Makamdan çıktığımda Fidan, Genelkurmay Başkanı'nın makamındaydı. Daha sonra Genelkurmay 2. Başkanı Orgeneral Yaşar Güler paşanın makamına girdim. Aynı tekmili kendisine de verdim. Daha sonra makama geçtik. 2. Başkan'ın makamından çıktıktan sonra, kendi makamıma giderken, kontrol geçiş noktasına yaklaştığımda Özel Kuvvetler Komutanlığından bir grubun Genelkurmay 2. Başkanı'nın makamına girdiklerini gördüm. Bir başka grubun da Genelkurmay Başkanı'nın makamına çıktığını tahmin ettim.
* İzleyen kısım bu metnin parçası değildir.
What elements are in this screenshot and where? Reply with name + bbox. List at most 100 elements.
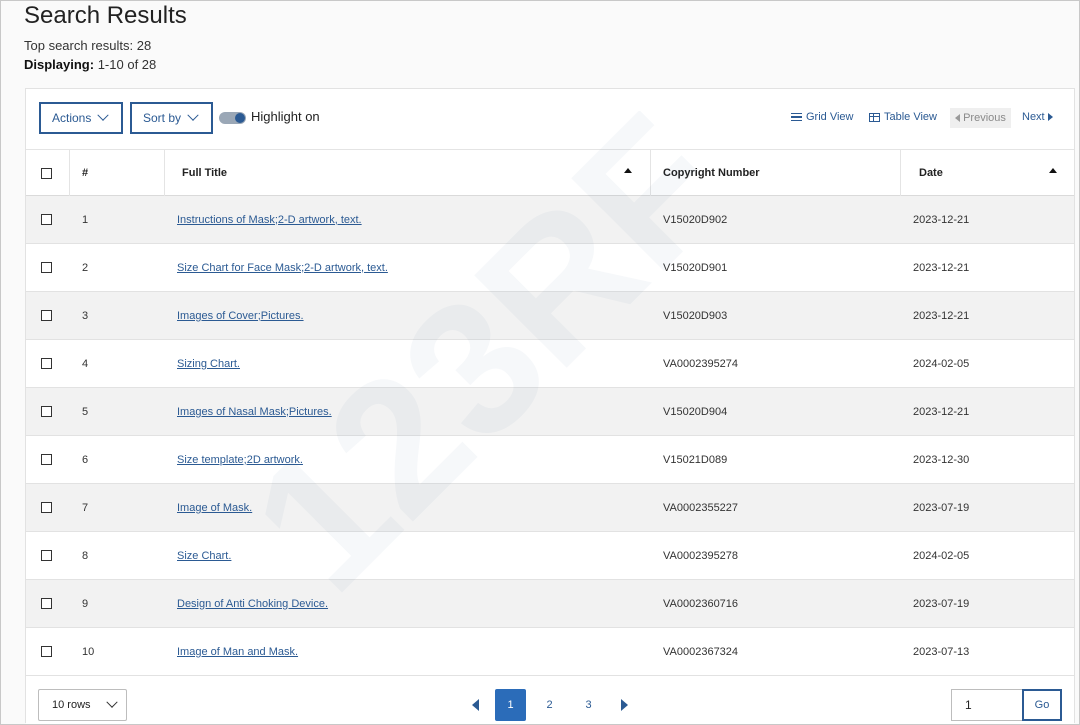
table-row: 7 Image of Mask. VA0002355227 2023-07-19	[26, 484, 1074, 532]
highlight-label: Highlight on	[251, 109, 320, 124]
row-title-link[interactable]: Size Chart for Face Mask;2-D artwork, te…	[177, 262, 388, 274]
row-number: 4	[82, 357, 89, 370]
grid-view-label: Grid View	[806, 111, 854, 123]
caret-right-icon	[1047, 113, 1053, 121]
row-number: 1	[82, 213, 89, 226]
row-number: 9	[82, 597, 89, 610]
row-title-cell: Image of Mask.	[177, 484, 252, 531]
row-title-cell: Size template;2D artwork.	[177, 436, 303, 483]
table-row: 9 Design of Anti Choking Device. VA0002360…	[26, 580, 1074, 628]
next-button[interactable]: Next	[1022, 111, 1053, 123]
sort-ascending-icon[interactable]	[1049, 168, 1057, 173]
rows-per-page-select[interactable]: 10 rows	[38, 689, 127, 721]
rows-per-page-value: 10 rows	[52, 699, 91, 711]
table-row: 8 Size Chart. VA0002395278 2024-02-05	[26, 532, 1074, 580]
row-checkbox[interactable]	[41, 646, 52, 657]
go-button[interactable]: Go	[1022, 689, 1062, 721]
row-date: 2023-12-21	[913, 261, 970, 274]
sort-ascending-icon[interactable]	[624, 168, 632, 173]
results-toolbar: Actions Sort by Highlight on Grid View T…	[26, 89, 1074, 149]
row-checkbox[interactable]	[41, 406, 52, 417]
row-copyright-number: VA0002395274	[663, 357, 739, 370]
row-copyright-number: VA0002367324	[663, 645, 739, 658]
row-checkbox[interactable]	[41, 310, 52, 321]
row-number: 6	[82, 453, 89, 466]
row-select-cell	[41, 292, 52, 339]
table-view-label: Table View	[884, 111, 937, 123]
next-page-icon[interactable]	[621, 699, 628, 711]
row-select-cell	[41, 388, 52, 435]
column-header-copyright-number[interactable]: Copyright Number	[663, 150, 760, 196]
table-footer: 10 rows 1 2 3 Go	[26, 676, 1074, 724]
row-select-cell	[41, 580, 52, 627]
row-title-link[interactable]: Images of Cover;Pictures.	[177, 310, 304, 322]
row-title-cell: Images of Cover;Pictures.	[177, 292, 304, 339]
column-header-full-title[interactable]: Full Title	[182, 150, 227, 196]
row-number: 5	[82, 405, 89, 418]
row-select-cell	[41, 484, 52, 531]
prev-page-icon[interactable]	[472, 699, 479, 711]
page-frame: Search Results Top search results: 28 Di…	[0, 0, 1080, 725]
table-row: 4 Sizing Chart. VA0002395274 2024-02-05	[26, 340, 1074, 388]
row-checkbox[interactable]	[41, 214, 52, 225]
row-date: 2023-12-21	[913, 309, 970, 322]
row-title-link[interactable]: Sizing Chart.	[177, 358, 240, 370]
row-title-cell: Size Chart.	[177, 532, 231, 579]
row-number: 8	[82, 549, 89, 562]
goto-page-input[interactable]	[951, 689, 1023, 721]
chevron-down-icon	[97, 109, 110, 121]
caret-left-icon	[955, 114, 961, 122]
displaying-summary: Displaying: 1-10 of 28	[24, 57, 156, 72]
row-copyright-number: V15021D089	[663, 453, 728, 466]
row-title-link[interactable]: Size Chart.	[177, 550, 231, 562]
row-title-link[interactable]: Instructions of Mask;2-D artwork, text.	[177, 214, 362, 226]
page-title: Search Results	[24, 2, 187, 29]
next-label: Next	[1022, 111, 1045, 123]
page-button-3[interactable]: 3	[573, 689, 604, 721]
row-date: 2023-07-13	[913, 645, 970, 658]
row-checkbox[interactable]	[41, 598, 52, 609]
table-row: 5 Images of Nasal Mask;Pictures. V15020D90…	[26, 388, 1074, 436]
row-copyright-number: VA0002360716	[663, 597, 739, 610]
row-number: 10	[82, 645, 95, 658]
row-copyright-number: V15020D901	[663, 261, 728, 274]
row-title-link[interactable]: Image of Mask.	[177, 502, 252, 514]
row-number: 2	[82, 261, 89, 274]
displaying-label: Displaying:	[24, 57, 95, 72]
sort-by-dropdown[interactable]: Sort by	[130, 102, 213, 134]
row-checkbox[interactable]	[41, 454, 52, 465]
row-copyright-number: V15020D904	[663, 405, 728, 418]
row-checkbox[interactable]	[41, 358, 52, 369]
row-checkbox[interactable]	[41, 262, 52, 273]
row-title-link[interactable]: Design of Anti Choking Device.	[177, 598, 328, 610]
table-row: 1 Instructions of Mask;2-D artwork, text.…	[26, 196, 1074, 244]
table-row: 10 Image of Man and Mask. VA0002367324 2023…	[26, 628, 1074, 676]
row-title-cell: Instructions of Mask;2-D artwork, text.	[177, 196, 362, 243]
page-button-1[interactable]: 1	[495, 689, 526, 721]
page-button-2[interactable]: 2	[534, 689, 565, 721]
displaying-value: 1-10 of 28	[97, 57, 157, 72]
highlight-toggle[interactable]	[219, 112, 246, 124]
row-checkbox[interactable]	[41, 550, 52, 561]
row-title-link[interactable]: Image of Man and Mask.	[177, 646, 298, 658]
row-title-link[interactable]: Images of Nasal Mask;Pictures.	[177, 406, 332, 418]
previous-label: Previous	[963, 112, 1006, 124]
table-row: 3 Images of Cover;Pictures. V15020D903 2023…	[26, 292, 1074, 340]
toggle-knob	[235, 113, 245, 123]
row-number: 7	[82, 501, 89, 514]
table-icon	[869, 112, 880, 122]
row-copyright-number: V15020D902	[663, 213, 728, 226]
row-number: 3	[82, 309, 89, 322]
previous-button[interactable]: Previous	[950, 108, 1011, 128]
row-date: 2024-02-05	[913, 357, 970, 370]
select-all-checkbox[interactable]	[41, 167, 52, 179]
row-checkbox[interactable]	[41, 502, 52, 513]
chevron-down-icon	[106, 696, 118, 708]
actions-dropdown[interactable]: Actions	[39, 102, 123, 134]
grid-view-link[interactable]: Grid View	[791, 111, 853, 123]
column-header-date[interactable]: Date	[919, 150, 943, 196]
row-select-cell	[41, 196, 52, 243]
table-view-link[interactable]: Table View	[869, 111, 937, 123]
row-copyright-number: VA0002355227	[663, 501, 739, 514]
row-title-link[interactable]: Size template;2D artwork.	[177, 454, 303, 466]
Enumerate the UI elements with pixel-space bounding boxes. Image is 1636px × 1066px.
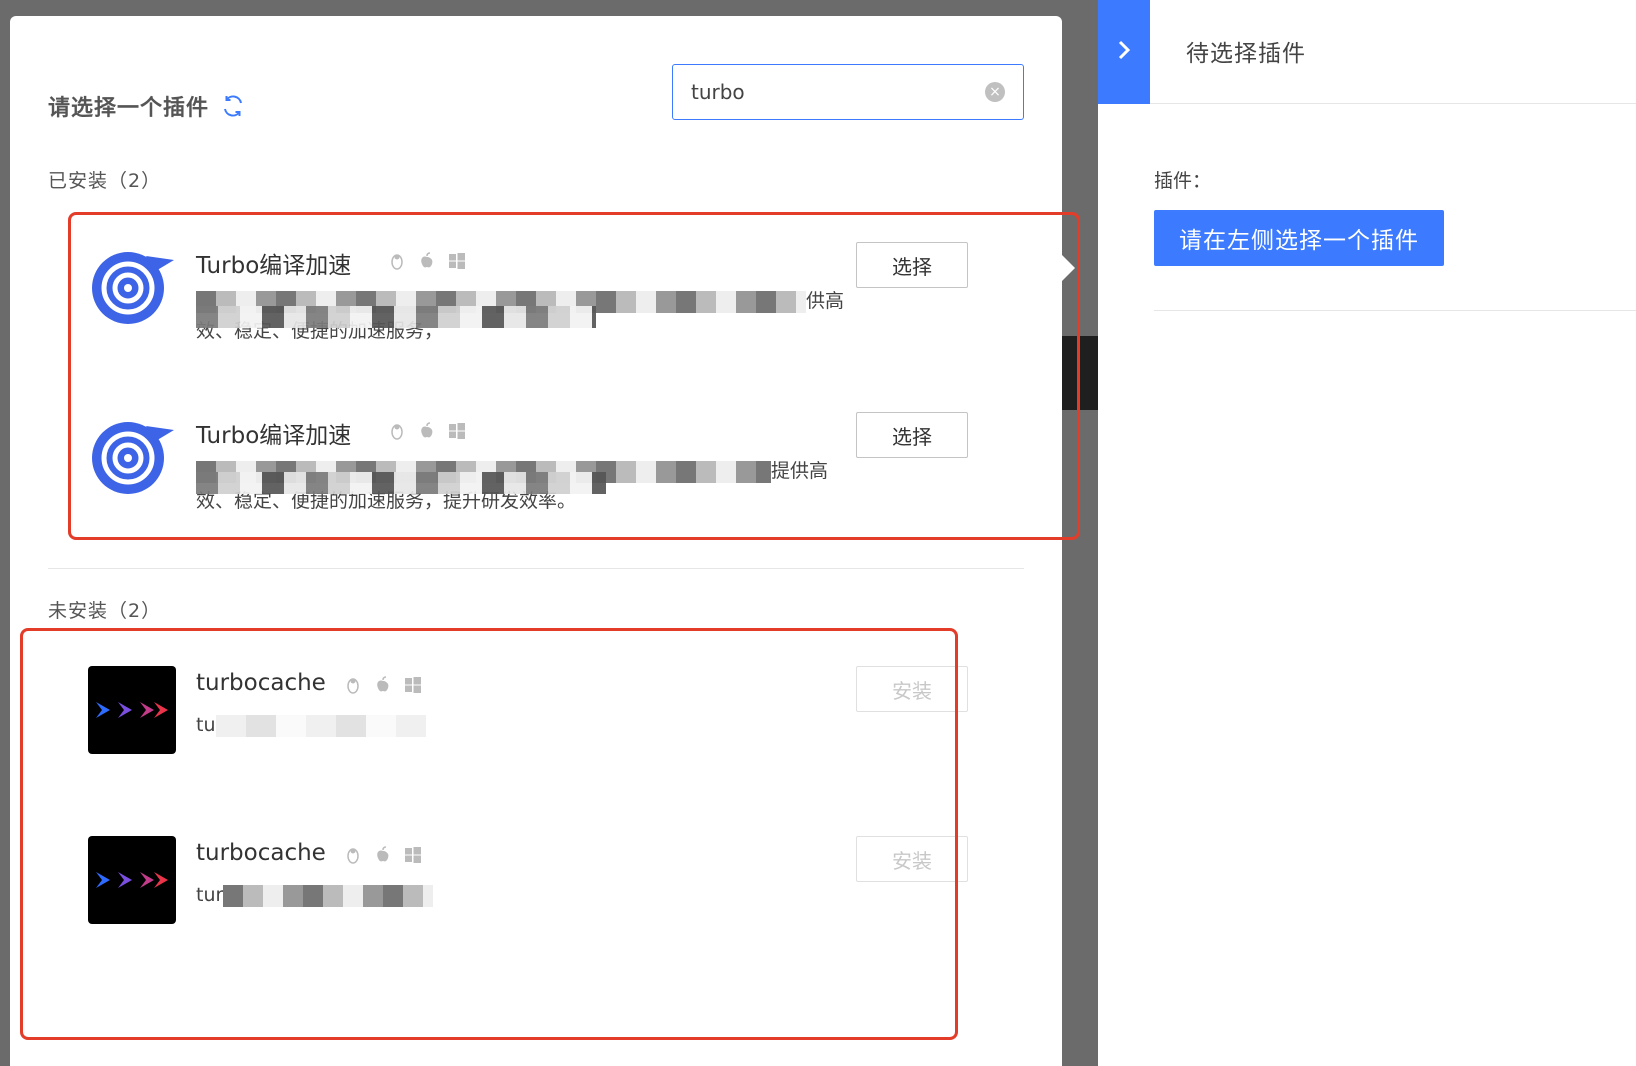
- select-plugin-placeholder-button[interactable]: 请在左侧选择一个插件: [1154, 210, 1444, 266]
- windows-icon: [448, 252, 466, 270]
- turbocache-logo-icon: [88, 666, 176, 754]
- plugin-name: turbocache: [196, 840, 326, 866]
- os-icons: [344, 676, 422, 694]
- side-header: 待选择插件: [1098, 0, 1636, 104]
- linux-icon: [388, 252, 406, 270]
- search-box[interactable]: ×: [672, 64, 1024, 120]
- plugin-description: tur: [196, 880, 846, 910]
- turbocache-logo-icon: [88, 836, 176, 924]
- blurred-text: [223, 884, 434, 907]
- linux-icon: [344, 846, 362, 864]
- plugin-row-installed-1[interactable]: Turbo编译加速 供高 效、稳定、便捷的加速服务， 选择: [88, 242, 1018, 382]
- install-button[interactable]: 安装: [856, 836, 968, 882]
- plugin-label: 插件：: [1154, 170, 1212, 192]
- plugin-row-installed-2[interactable]: Turbo编译加速 提供高 效、稳定、便捷的加速服务，提升研发效率。 选择: [88, 412, 1018, 552]
- linux-icon: [388, 422, 406, 440]
- install-button[interactable]: 安装: [856, 666, 968, 712]
- refresh-icon[interactable]: [221, 94, 245, 118]
- mosaic-overlay: [196, 306, 596, 328]
- desc-prefix: tur: [196, 884, 224, 906]
- chevron-right-icon: [1116, 39, 1132, 65]
- plugin-row-uninstalled-1[interactable]: turbocache tu 安装: [88, 666, 1018, 806]
- side-divider: [1154, 310, 1636, 311]
- modal-header: 请选择一个插件: [48, 90, 245, 122]
- mosaic-overlay: [196, 472, 606, 494]
- apple-icon: [374, 676, 392, 694]
- pointer-arrow: [1061, 254, 1075, 282]
- plugin-name: Turbo编译加速: [196, 423, 352, 449]
- blurred-text: [215, 714, 426, 737]
- select-button[interactable]: 选择: [856, 412, 968, 458]
- turbo-logo-icon: [88, 412, 176, 500]
- plugin-select-modal: 请选择一个插件 × 已安装（2） Turbo编译加速: [10, 16, 1062, 1066]
- desc-tail: 供高: [806, 290, 845, 312]
- linux-icon: [344, 676, 362, 694]
- desc-prefix: tu: [196, 714, 216, 736]
- plugin-name: turbocache: [196, 670, 326, 696]
- desc-tail: 提供高: [771, 460, 829, 482]
- windows-icon: [404, 846, 422, 864]
- background-block: [1062, 336, 1098, 410]
- search-input[interactable]: [691, 80, 985, 104]
- apple-icon: [374, 846, 392, 864]
- turbo-logo-icon: [88, 242, 176, 330]
- clear-icon[interactable]: ×: [985, 82, 1005, 102]
- collapse-button[interactable]: [1098, 0, 1150, 104]
- plugin-row-uninstalled-2[interactable]: turbocache tur 安装: [88, 836, 1018, 976]
- plugin-description: tu: [196, 710, 846, 740]
- modal-title: 请选择一个插件: [48, 96, 210, 121]
- side-panel: 待选择插件 插件： 请在左侧选择一个插件: [1098, 0, 1636, 1066]
- installed-section-title: 已安装（2）: [48, 170, 162, 192]
- os-icons: [388, 252, 466, 270]
- os-icons: [344, 846, 422, 864]
- plugin-name: Turbo编译加速: [196, 253, 352, 279]
- section-divider: [48, 568, 1024, 569]
- select-button[interactable]: 选择: [856, 242, 968, 288]
- uninstalled-section-title: 未安装（2）: [48, 600, 162, 622]
- os-icons: [388, 422, 466, 440]
- windows-icon: [448, 422, 466, 440]
- side-panel-title: 待选择插件: [1186, 41, 1306, 67]
- apple-icon: [418, 252, 436, 270]
- windows-icon: [404, 676, 422, 694]
- apple-icon: [418, 422, 436, 440]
Grup koşa koşa geçtiği için, saat de yaklaşık 20.50 sıraları olduğu için endişelendim. Çünkü gelenler koşarak gidiyordu. Ben de hemen makamıma girdim."
"FETHULLAHÇI GRUP TARAFINDAN YAPILDIĞINI DEĞERLENDİRDİK"
Makamında Tuğgeneral Hayrettin Kaldırımcı ve askeri savcı Binbaşı Kurtuluş Kaya, Hakim Albay Mehmet Oğuz Akkuş'un olduğunu söyleyen Talu, emir astsubayına, "Yukarıda bir hareketlilik var, kapıyı içeriden kilitle, ışıkları söndür." dediğini ve televizyonu açtığını anlattı.
Talu, "Bir süre sonra Genelkurmay karargahının etrafından silah sesleri gelmeye başladı. Pencereden baktım, tankları ve atışlarını gördüm. Ayrıca karargahın üzerinden uçak ve helikopter sesleri geliyordu. Odamdaki diğer misafirlerle birlikte darbe girişiminin Fethullahçı grup tarafından yapıldığını değerlendirdik." dedi.
Kaldırımcı, Akkuş ve Kaya'nın, gece 01.00 sıralarında Tuğgeneral Uğur Şahin'in makamına geçtiklerini bildiren Talu, emir astsubayının makamında kaldığını aktardı. İcra subayı Binbaşı Fatih Koç'un ise "alındığını" düşündüğünü anlatan Talu, ancak sabah 10.00 sıralarında, onun geceyi Genelkurmay Başkanlığı Harekat Merkezinde geçirdiğini öğrendiğini ifade etti.
Talu, telefonla 2. Ordu Komutanı Orgeneral AdemHuduti, Ege Ordu Komutanı Orgeneral Abdullah Recep ve 3. Ordu Komutanı Orgeneral İsmail Serdar Savaş'ı da arayarak, "darbenin Genelkurmay ile ilgisinin olmadığını söylediğini" savundu.
"NEDEN MÜSAADE EDİLDİĞİNİ BİLMİYORUM"
"Darbeye açıkça tavır koyan 1. Ordu Komutanı Orgeneral Ümit Dündar'ı neden aramadığı" sorulan Talu, "Kendisini aradım, ancak telefonla ulaşamadım. Emir subayı ile görüşebildim. Emir subayı bana 'Ordu komutanı güvenli bir yerde' dedi." yanıtını verdi.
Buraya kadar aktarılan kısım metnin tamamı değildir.